Em diversos sentidos, o capital social se aproxima mais do capital humano do que do capital físico. Ele também é intangível, mas sua quantificação é mais complexa do que o capital humano, já que é observada nas relações entre os indivíduos (COLEMAN, 1988; REQUIER-DESJARDINS, 2000 apud MONASTERIO, 2000).
Outros autores e intelectuais como Wolfgang Sachs, Serge Latouche, Ivan Illich e Arundathy Roy afirmaram ser fundamental analisar e requalificar criticamente os processos de transformação social vistos sob a etiqueta do desenvolvimento. Estes autores, por mais que não tivessem apresentado um novo conceito e prática do desenvolvimento a partir do capital social que substituísse o anterior, denunciaram as práticas incoerentes do desenvolvimento econômico e seus resultados nocivos, sobretudo nos contextos onde as desigualdades e as carências de infra e superestrutura são muito evidentes.

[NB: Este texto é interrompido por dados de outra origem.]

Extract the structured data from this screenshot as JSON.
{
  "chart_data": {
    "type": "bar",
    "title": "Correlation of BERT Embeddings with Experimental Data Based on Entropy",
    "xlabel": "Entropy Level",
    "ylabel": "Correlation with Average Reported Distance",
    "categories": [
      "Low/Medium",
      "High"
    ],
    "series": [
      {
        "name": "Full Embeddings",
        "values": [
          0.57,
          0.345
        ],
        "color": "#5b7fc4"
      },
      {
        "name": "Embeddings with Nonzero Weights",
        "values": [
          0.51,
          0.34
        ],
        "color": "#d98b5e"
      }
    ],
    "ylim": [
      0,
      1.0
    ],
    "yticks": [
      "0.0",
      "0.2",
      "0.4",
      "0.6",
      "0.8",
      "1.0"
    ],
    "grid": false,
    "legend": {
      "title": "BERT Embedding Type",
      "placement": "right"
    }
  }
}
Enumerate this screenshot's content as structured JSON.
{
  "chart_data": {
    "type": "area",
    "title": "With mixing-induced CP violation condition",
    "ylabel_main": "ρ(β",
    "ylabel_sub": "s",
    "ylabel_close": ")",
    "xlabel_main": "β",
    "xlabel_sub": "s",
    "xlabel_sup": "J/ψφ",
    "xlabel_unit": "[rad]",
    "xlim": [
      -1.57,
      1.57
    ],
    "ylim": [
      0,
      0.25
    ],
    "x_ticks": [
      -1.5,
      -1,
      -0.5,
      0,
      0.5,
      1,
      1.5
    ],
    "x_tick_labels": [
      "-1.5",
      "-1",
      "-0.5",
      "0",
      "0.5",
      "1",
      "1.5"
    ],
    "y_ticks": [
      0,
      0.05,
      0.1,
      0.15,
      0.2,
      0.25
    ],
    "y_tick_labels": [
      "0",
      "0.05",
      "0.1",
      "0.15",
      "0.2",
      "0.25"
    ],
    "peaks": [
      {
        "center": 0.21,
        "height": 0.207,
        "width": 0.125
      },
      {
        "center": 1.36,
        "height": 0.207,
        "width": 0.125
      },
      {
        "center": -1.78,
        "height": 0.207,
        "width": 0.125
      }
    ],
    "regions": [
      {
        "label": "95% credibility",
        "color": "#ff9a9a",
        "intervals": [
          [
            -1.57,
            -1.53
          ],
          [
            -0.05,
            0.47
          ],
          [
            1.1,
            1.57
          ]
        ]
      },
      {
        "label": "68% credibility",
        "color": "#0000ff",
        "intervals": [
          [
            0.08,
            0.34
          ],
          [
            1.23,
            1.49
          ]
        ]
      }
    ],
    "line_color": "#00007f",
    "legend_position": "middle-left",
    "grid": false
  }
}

Outro importante impacto da corrida pelo desenvolvimento econômico que atropela valores sociais acontece nas relações entre os indivíduos em sociedade. Estando as associações de interesses comuns diminuindo sua prática, é visto que, com o distanciamento entre seus componentes, a competição vem tomando o lugar da confiança. Isto ocorre principalmente nas sociedades de ideal democrático e com este histórico, como o caso dos EUA, onde foi produzido “Democracia na América” de Tocqueville e “Bowling Alone” de Putnam.
Assim como na pesquisa de Putnam, diversos estudos estão sendo produzidos a partir da observação deste crescente individualismo nas sociedades. Como Putnam em “Bowling alone”, o sociólogo polonês Zygmunt Bawman observa, em Modernidade Líquida, com seu olhar “romântico”, o esfacelamento dos laços de amizade e cooperação até então fundamentais para o desenvolvimento social.
Acrescenta ainda que, nas sociedades por ele denominadas pós-modernas inseridas grandes cidades-centros comerciais, a liquidez e a efemeridade na absorção das informações e na construção das imagens são características marcantes. Estando dispostas a um grande e variado número de recursos, as possibilidades e oportunidades se alargam tornando a experiência cotidiana uma entrada e saída de informações e escolhas. Em alta velocidade e pretendendo entrar em contato com o máximo de conhecimento possível, os indivíduos se isolam e criam novos mecanismos de sociabilizar-se.
A comunicação, portanto, vem adquirindo novos meios de conexão e transmissão das suas mensagens, seus conteúdos também se adequam aos novos interesses de seus receptores. Na comunicação e na viabilização de conhecimento é necessário atentar para as constantes tendências - do capital social.
Em relação às estimativas de queda dos números de associações, feita por Putnam, verifico que as características de muitas associações mudaram – talvez tenham deixado de ser de bairro, de esportes de grupo presencial ou de jantares com amigos. As redes sociais caracterizam-se por serem traçadas também pela internet, por celulares, em restaurantes e em ambientes públicos. Talvez tenha deixado de ser tão privativa a famílias e grupos específicos e tenha se colocado em disposição mais alargada, com maior incidência de novidades e referências. Afinal de contas o que se ganhou com a confiança e a cooperação pode também ter sido a tolerância com a diversidade.
As características individualistas também agregam valores e são potencialmente capazes de gerar desenvolvimento social. Mudança social é mudança nos componentes e nas relações entre os componentes do conjunto que constitui a sociedade. Usando metaforicamente a linguagem econômica, poderíamos dizer que haverá mudanças sociais quando houver alterações do capital humano e do capital social.